The big write down of assets spooked the cash strapped depositors who all of a sudden realised their hard won funding might be about to go up in smoke, causing them to pull all their money from the bank. Cue mass panic.
What’s the story with Credit Suisse? Ireland 2023
Credit suisse is the same, but different. They are even bigger than SVB weighing in at over €1 Trillion in assets, but the bank had been rocked by a series of scandals over the last twenty years or so.
As the markets got increasingly edgy over events in the US it emerged that the Swiss authorities had identified ‘accounting irregularities’ in the banks books. This coupled with the Saudi National Bank, the banks biggest sugar daddy, indicating that it wouldn’t be increasing it’s stake was enough to trigger a collapse in the banks share price and get it snapped up by it’s rival UBS for only €3 Billion.
What does the bank crisis all mean? Ireland 2023
Bank runs aren’t new, they are even movie staples, from It’s a Wonderful Life to Mary Poppins. Banks go belly up all the time.
Banks never have enough deposits to cover loans, that’s just how banking works. As a result they are fragile and completely dependent on the confidence of depositors.
The issue stalking the world of finance right now is fear and fear is contagious.
SVB and Credit Suisse were the canaries in the coal mine, indicating that rising interest rates might push the whole financial system over the edge.
What everyone is worried about now is that that fear will cause people to pull money and set off a financial death spiral.
There is another read on this however, SVB had a uniquely concentrated depositor base in a market that was uniquely deregulated by the Trump administration. Many believe if the Obama era regulation hadn’t been repealed the whole SVB debacle would have been avoided.
In this reading, Credit Suisse was famous, in fact infamous for its mis management. It was a zombie bank and only took a stiff breeze to blow it over.

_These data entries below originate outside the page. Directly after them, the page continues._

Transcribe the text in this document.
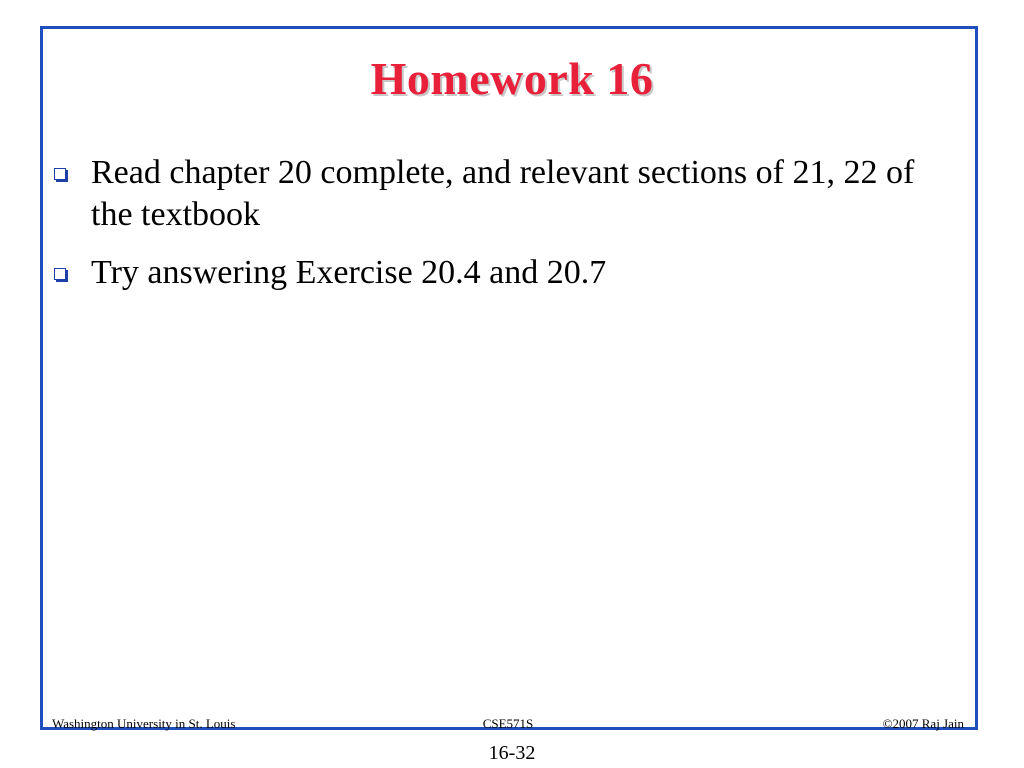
Homework 16
Read chapter 20 complete, and relevant sections of 21, 22 of the textbook
Try answering Exercise 20.4 and 20.7
Washington University in St. Louis	CSE571S	©2007 Raj Jain
16-32
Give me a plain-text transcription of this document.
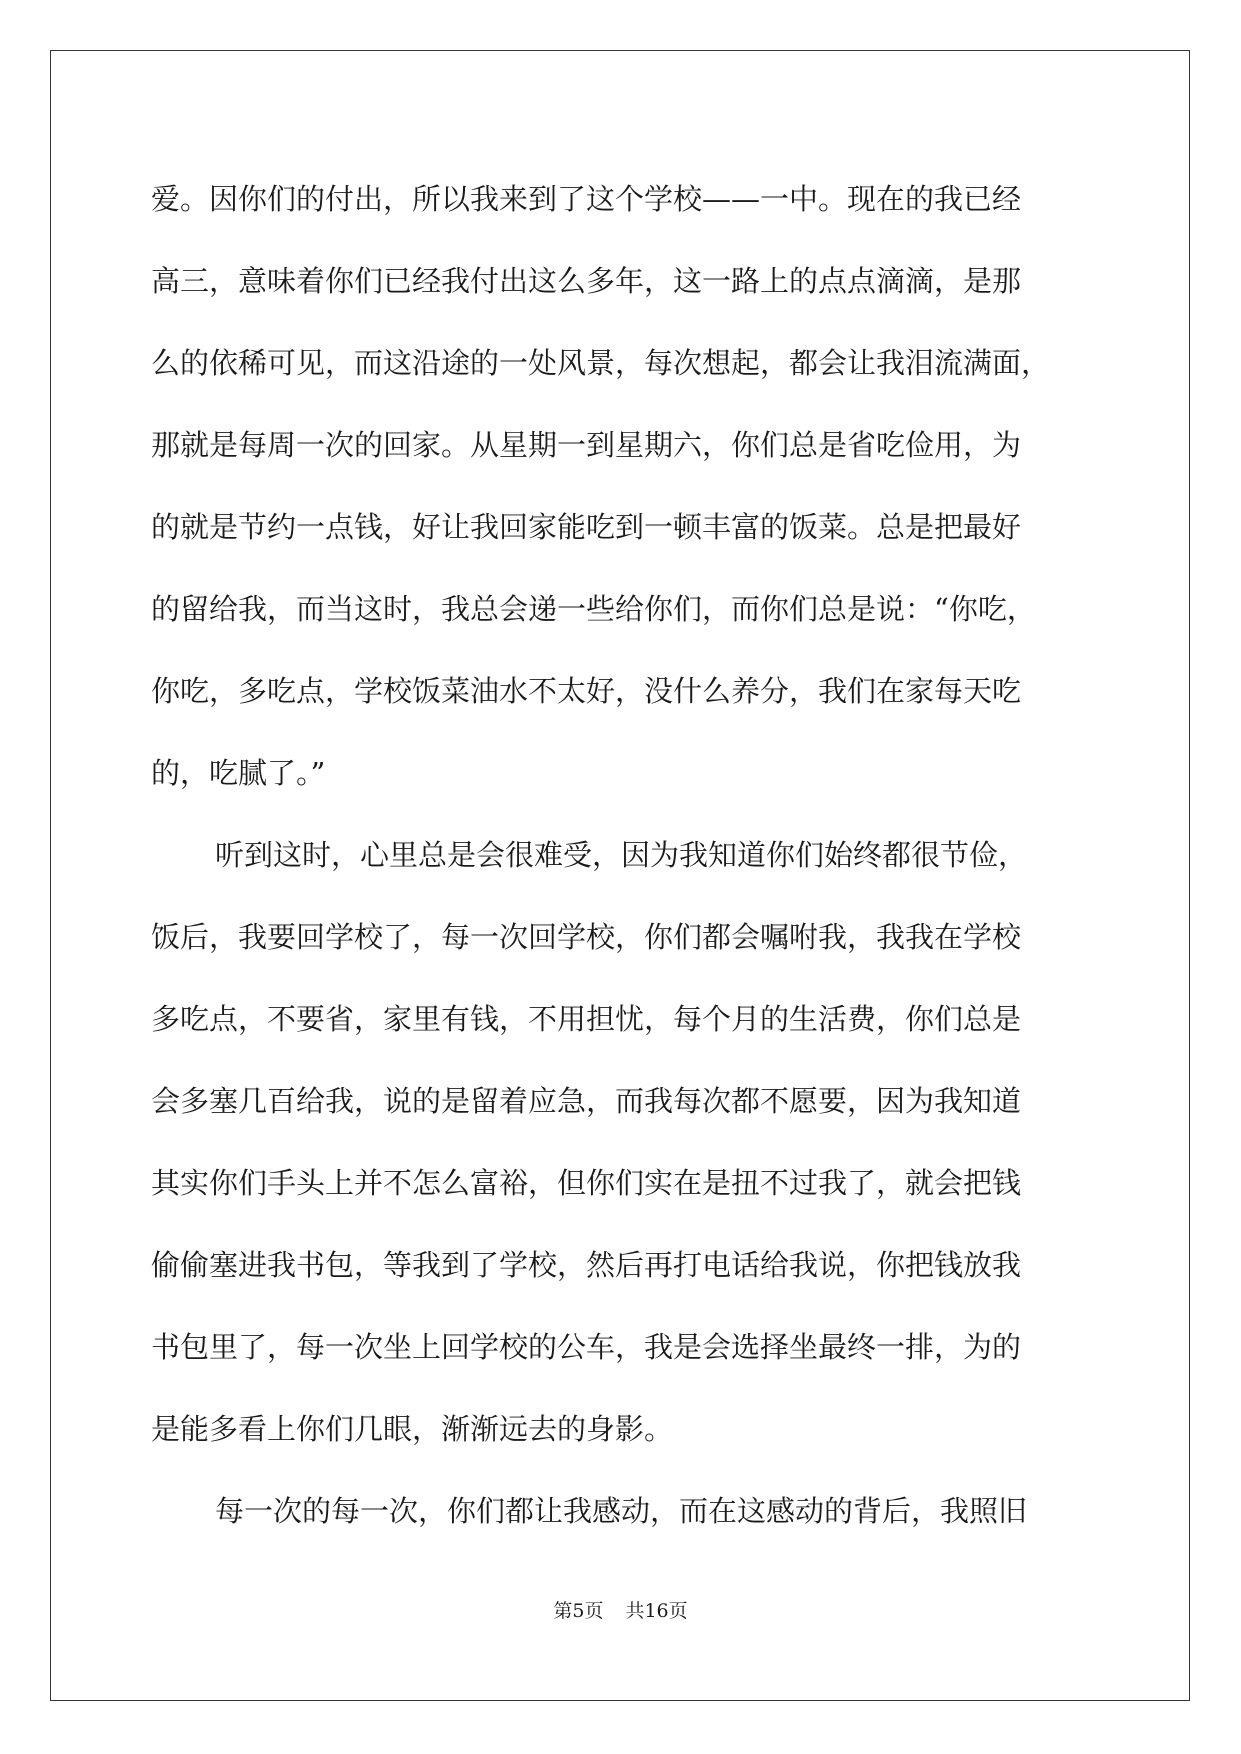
爱。因你们的付出，所以我来到了这个学校——一中。现在的我已经
高三，意味着你们已经我付出这么多年，这一路上的点点滴滴，是那
么的依稀可见，而这沿途的一处风景，每次想起，都会让我泪流满面，
那就是每周一次的回家。从星期一到星期六，你们总是省吃俭用，为
的就是节约一点钱，好让我回家能吃到一顿丰富的饭菜。总是把最好
的留给我，而当这时，我总会递一些给你们，而你们总是说：“你吃，
你吃，多吃点，学校饭菜油水不太好，没什么养分，我们在家每天吃
的，吃腻了。”
听到这时，心里总是会很难受，因为我知道你们始终都很节俭，
饭后，我要回学校了，每一次回学校，你们都会嘱咐我，我我在学校
多吃点，不要省，家里有钱，不用担忧，每个月的生活费，你们总是
会多塞几百给我，说的是留着应急，而我每次都不愿要，因为我知道
其实你们手头上并不怎么富裕，但你们实在是扭不过我了，就会把钱
偷偷塞进我书包，等我到了学校，然后再打电话给我说，你把钱放我
书包里了，每一次坐上回学校的公车，我是会选择坐最终一排，为的
是能多看上你们几眼，渐渐远去的身影。
每一次的每一次，你们都让我感动，而在这感动的背后，我照旧
第5页 共16页
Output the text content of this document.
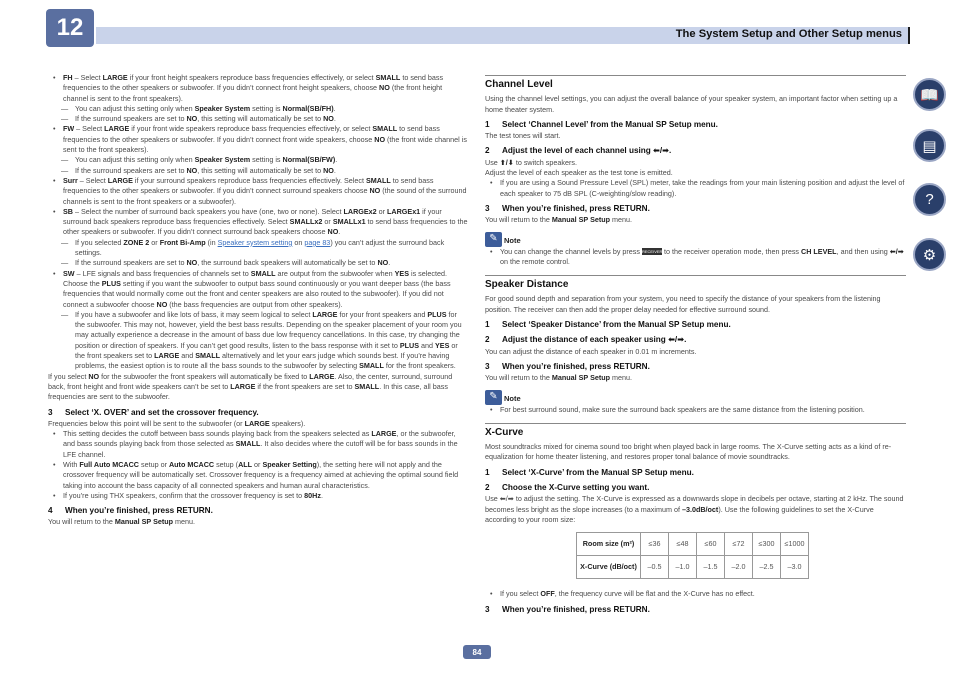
12	The System Setup and Other Setup menus
• FH – Select LARGE if your front height speakers reproduce bass frequencies effectively, or select SMALL to send bass frequencies to the other speakers or subwoofer. If you didn’t connect front height speakers, choose NO (the front height channel is sent to the front speakers).
— You can adjust this setting only when Speaker System setting is Normal(SB/FH).
— If the surround speakers are set to NO, this setting will automatically be set to NO.
• FW – Select LARGE if your front wide speakers reproduce bass frequencies effectively, or select SMALL to send bass frequencies to the other speakers or subwoofer. If you didn’t connect front wide speakers, choose NO (the front wide channel is sent to the front speakers).
— You can adjust this setting only when Speaker System setting is Normal(SB/FW).
— If the surround speakers are set to NO, this setting will automatically be set to NO.
• Surr – Select LARGE if your surround speakers reproduce bass frequencies effectively. Select SMALL to send bass frequencies to the other speakers or subwoofer. If you didn’t connect surround speakers choose NO (the sound of the surround channels is sent to the front speakers or a subwoofer).
• SB – Select the number of surround back speakers you have (one, two or none). Select LARGEx2 or LARGEx1 if your surround back speakers reproduce bass frequencies effectively. Select SMALLx2 or SMALLx1 to send bass frequencies to the other speakers or subwoofer. If you didn’t connect surround back speakers choose NO.
— If you selected ZONE 2 or Front Bi-Amp (in Speaker system setting on page 83) you can’t adjust the surround back settings.
— If the surround speakers are set to NO, the surround back speakers will automatically be set to NO.
• SW – LFE signals and bass frequencies of channels set to SMALL are output from the subwoofer when YES is selected. Choose the PLUS setting if you want the subwoofer to output bass sound continuously or you want deeper bass (the bass frequencies that would normally come out the front and center speakers are also routed to the subwoofer). If you did not connect a subwoofer choose NO (the bass frequencies are output from other speakers).
— If you have a subwoofer and like lots of bass, it may seem logical to select LARGE for your front speakers and PLUS for the subwoofer. This may not, however, yield the best bass results. Depending on the speaker placement of your room you may actually experience a decrease in the amount of bass due low frequency cancellations. In this case, try changing the position or direction of speakers. If you can’t get good results, listen to the bass response with it set to PLUS and YES or the front speakers set to LARGE and SMALL alternatively and let your ears judge which sounds best. If you’re having problems, the easiest option is to route all the bass sounds to the subwoofer by selecting SMALL for the front speakers.
If you select NO for the subwoofer the front speakers will automatically be fixed to LARGE. Also, the center, surround, surround back, front height and front wide speakers can’t be set to LARGE if the front speakers are set to SMALL. In this case, all bass frequencies are sent to the subwoofer.
3 Select ‘X. OVER’ and set the crossover frequency.
Frequencies below this point will be sent to the subwoofer (or LARGE speakers).
• This setting decides the cutoff between bass sounds playing back from the speakers selected as LARGE, or the subwoofer, and bass sounds playing back from those selected as SMALL. It also decides where the cutoff will be for bass sounds in the LFE channel.
• With Full Auto MCACC setup or Auto MCACC setup (ALL or Speaker Setting), the setting here will not apply and the crossover frequency will be automatically set. Crossover frequency is a frequency aimed at achieving the optimal sound field taking into account the bass capacity of all connected speakers and human aural characteristics.
• If you’re using THX speakers, confirm that the crossover frequency is set to 80Hz.
4 When you’re finished, press RETURN.
You will return to the Manual SP Setup menu.
Channel Level
Using the channel level settings, you can adjust the overall balance of your speaker system, an important factor when setting up a home theater system.
1 Select ‘Channel Level’ from the Manual SP Setup menu.
The test tones will start.
2 Adjust the level of each channel using ⬅/➡.
Use ⬆/⬇ to switch speakers.
Adjust the level of each speaker as the test tone is emitted.
• If you are using a Sound Pressure Level (SPL) meter, take the readings from your main listening position and adjust the level of each speaker to 75 dB SPL (C-weighting/slow reading).
3 When you’re finished, press RETURN.
You will return to the Manual SP Setup menu.
✎ Note
• You can change the channel levels by press RECEIVER to the receiver operation mode, then press CH LEVEL, and then using ⬅/➡ on the remote control.
Speaker Distance
For good sound depth and separation from your system, you need to specify the distance of your speakers from the listening position. The receiver can then add the proper delay needed for effective surround sound.
1 Select ‘Speaker Distance’ from the Manual SP Setup menu.
2 Adjust the distance of each speaker using ⬅/➡.
You can adjust the distance of each speaker in 0.01 m increments.
3 When you’re finished, press RETURN.
You will return to the Manual SP Setup menu.
✎ Note
• For best surround sound, make sure the surround back speakers are the same distance from the listening position.
X-Curve
Most soundtracks mixed for cinema sound too bright when played back in large rooms. The X-Curve setting acts as a kind of re-equalization for home theater listening, and restores proper tonal balance of movie soundtracks.
1 Select ‘X-Curve’ from the Manual SP Setup menu.
2 Choose the X-Curve setting you want.
Use ⬅/➡ to adjust the setting. The X-Curve is expressed as a downwards slope in decibels per octave, starting at 2 kHz. The sound becomes less bright as the slope increases (to a maximum of –3.0dB/oct). Use the following guidelines to set the X-Curve according to your room size:
Room size (m²)	≤36	≤48	≤60	≤72	≤300	≤1000
X-Curve (dB/oct)	–0.5	–1.0	–1.5	–2.0	–2.5	–3.0
• If you select OFF, the frequency curve will be flat and the X-Curve has no effect.
3 When you’re finished, press RETURN.
📖
▤
?
⚙
84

In fact the swift action of governments and regulators, the US government guaranteeing all deposits and the Swiss forcing through the UBS takeover can be seen as evidence that they are in fact ready to do whatever it takes to prop up the banking system.
What does the bank crisis mean for me? Ireland 2023
Although the jury is still out, one thing seems certain. Inflation is going to stick around for a little while longer.
Inflation is the bogey man that haunts the Central Bankers. If inflation becomes ingrained then investors stop investing and the whole economy grinds to a halt.
This means Central Bank’s have a tricky path to tread on future interest rate rises, between financial catastrophe on one side and economic collapse on the other.
This backdrop is likely to result in a change of prescription for the sick economy, from a short sharp dose of interest rates to a gradual grind of sustained higher rates. Those hoping for a swift return to low interest rates, may have longer to wait than they bargained for.